Autor: Patrick Viveret

Universidade de Brasilia, Brasilia, 2006, 221 p., 85-230-0832-2,

É interessante notar a coincidência no tempo: o livro de Patrick Viveret aparece no nosso mercado na mesma semana que o livro de Jean Gadrey, Os novos indicadores de riqueza, este último publicado pelo Senac (veja resenha neste site). Fazem claramente parte da mesma corrente: Viveret, filósofo, mais conceitual; Gadrey, economista, mais debruçado sobre as novas técnicas que surgem.

A problemática também é comum: para ilustrá-la, veja-se por exemplo um comentário recente da revista do FMI: “O mundo em desenvolvimento teve reduções significativas de mortalidade infantil nos últimos 50 anos. Estes ganhos se devem essencialmente à melhor nutrição, intervenções de saúde pública ligadas à água e ao saneamento, e avanços médicos tais como o uso de vacinas e antibióticos”. (IMF, Finance and Development, September 2006, p. 9). Os grandes avanços constatados nesta área resultam essencialmente de intervenções preventivas, de baixo custo, como acesso aos cuidados primários de saúde, alimentação equilibrada, água limpa, vacinas. Com exceção talvez dos antibióticos, nada que envolve grandes inovações tecnológicas, grandes investimentos, equipamentos hospitalares caros.

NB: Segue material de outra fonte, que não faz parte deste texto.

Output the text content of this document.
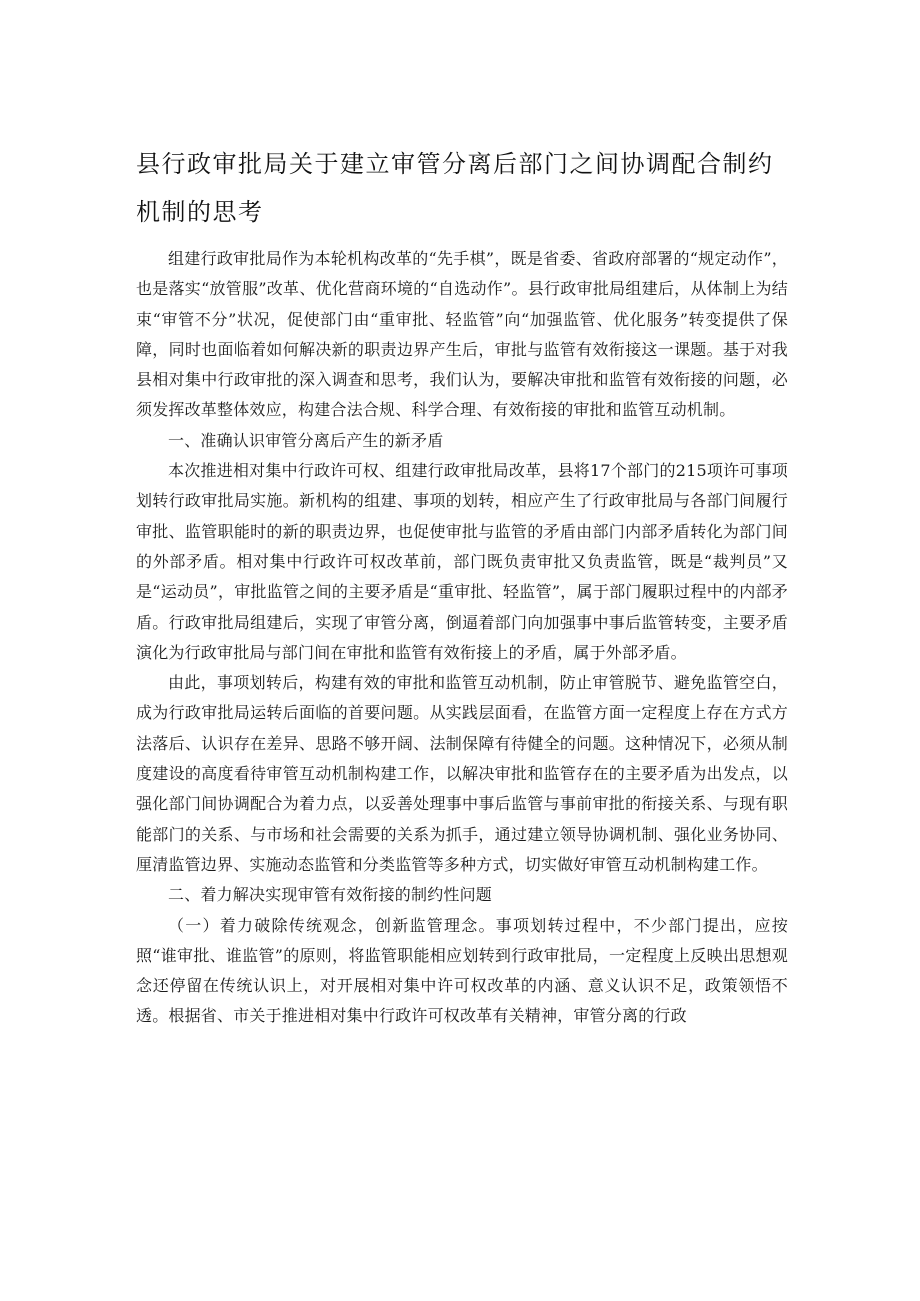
县行政审批局关于建立审管分离后部门之间协调配合制约机制的思考

组建行政审批局作为本轮机构改革的“先手棋”，既是省委、省政府部署的“规定动作”，也是落实“放管服”改革、优化营商环境的“自选动作”。县行政审批局组建后，从体制上为结束“审管不分”状况，促使部门由“重审批、轻监管”向“加强监管、优化服务”转变提供了保障，同时也面临着如何解决新的职责边界产生后，审批与监管有效衔接这一课题。基于对我县相对集中行政审批的深入调查和思考，我们认为，要解决审批和监管有效衔接的问题，必须发挥改革整体效应，构建合法合规、科学合理、有效衔接的审批和监管互动机制。

一、准确认识审管分离后产生的新矛盾

本次推进相对集中行政许可权、组建行政审批局改革，县将17个部门的215项许可事项划转行政审批局实施。新机构的组建、事项的划转，相应产生了行政审批局与各部门间履行审批、监管职能时的新的职责边界，也促使审批与监管的矛盾由部门内部矛盾转化为部门间的外部矛盾。相对集中行政许可权改革前，部门既负责审批又负责监管，既是“裁判员”又是“运动员”，审批监管之间的主要矛盾是“重审批、轻监管”，属于部门履职过程中的内部矛盾。行政审批局组建后，实现了审管分离，倒逼着部门向加强事中事后监管转变，主要矛盾演化为行政审批局与部门间在审批和监管有效衔接上的矛盾，属于外部矛盾。

由此，事项划转后，构建有效的审批和监管互动机制，防止审管脱节、避免监管空白，成为行政审批局运转后面临的首要问题。从实践层面看，在监管方面一定程度上存在方式方法落后、认识存在差异、思路不够开阔、法制保障有待健全的问题。这种情况下，必须从制度建设的高度看待审管互动机制构建工作，以解决审批和监管存在的主要矛盾为出发点，以强化部门间协调配合为着力点，以妥善处理事中事后监管与事前审批的衔接关系、与现有职能部门的关系、与市场和社会需要的关系为抓手，通过建立领导协调机制、强化业务协同、厘清监管边界、实施动态监管和分类监管等多种方式，切实做好审管互动机制构建工作。

二、着力解决实现审管有效衔接的制约性问题

（一）着力破除传统观念，创新监管理念。事项划转过程中，不少部门提出，应按照“谁审批、谁监管”的原则，将监管职能相应划转到行政审批局，一定程度上反映出思想观念还停留在传统认识上，对开展相对集中许可权改革的内涵、意义认识不足，政策领悟不透。根据省、市关于推进相对集中行政许可权改革有关精神，审管分离的行政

Transformado em cálculo econômico, na linha da metodologia tradicional de avaliação do Produto Interno Bruto (PIB), este tipo de medicina preventiva é péssimo: evitar doenças de forma barata não aumenta o Pib. Se temos muitos doentes, intervenções hospitalares, compra de muitos medicamentos, aí sim aumenta o Pib, que é calculado sobre o valor comercial dos produtos vendidos. Para uma empresa privada de prestação de serviços de saúde, privá-la de doentes significa, afinal, privá-la de clientes.

Isto significa simplesmente que em grande parte de como avaliamos o sucesso dos nossos esforços econômicos, contabilizamos o valor dos meios despendidos, e chamamos isto de “produto”. Quando na realidade, o produto que nos interessa não é gastar mais com medicamentos e hospitais, e sim não ficarmos doentes. Em outros termos, guiámo-nos pelos meios, e não pelos fins. Estamos calculando o valor comercial de bens e serviços (output), e não os resultados em termos de qualidade de vida (outcome).

O absurdo desta forma de contabilidade é cada vez mais patente, e estende-se a outras áreas. Liquidar a vida nos mares (o chamado overfishing, ou sobrepesca) aparece como aumento do Pib, que só contabiliza o que se extrai, e não contabiliza a descapitalização planetária que resulta. Cortamos as nossas florestas, destruimos a camada orgânica do solo, nada disto é contabilizado, a não ser como valor positivo no produto vendido, sem desconto dos custos ambientais.

Viveret apresenta como paradoxo o caso simbólico do naufrágio do petroleiro Erika, que gerou imensos esforços de despoluição, contribuindo para o Pib. Uma praia limpa não contribui para o Pib, inclusive porque o lazer gratuito é considerado sem valor em termos econômicos, enquanto uma praia poluída gera grandes contratos, e portanto preciosos pontos percentuais no Pib, que o político vai explorar devidamente como sucesso da sua gestão.

Como podemos avançar, se a nossa bússola, que orienta e avalia para onde vamos, aponta para uma direção errada? Hoje o bom-senso começa a ocupar algum espaço, com o IDH das Nações Unidas, os indicadores de vida Calvert-Henderson, a própria mudança de orientação do Banco Mundial, que antes contabilizava a exploração de petróleo como produto, e hoje a contabiliza como descapitalização.

Contabilizar gastos e custos é bom para as empresas, que trabalham com meios. Para nós, que queremos a prosaica qualidade de vida, interessam os fins, e a economia tem de dar esta volta nas metodologias. Vale a pena acompanhar, é uma virada em profundidade da própria forma como concebemos a economia e a ciência econômica.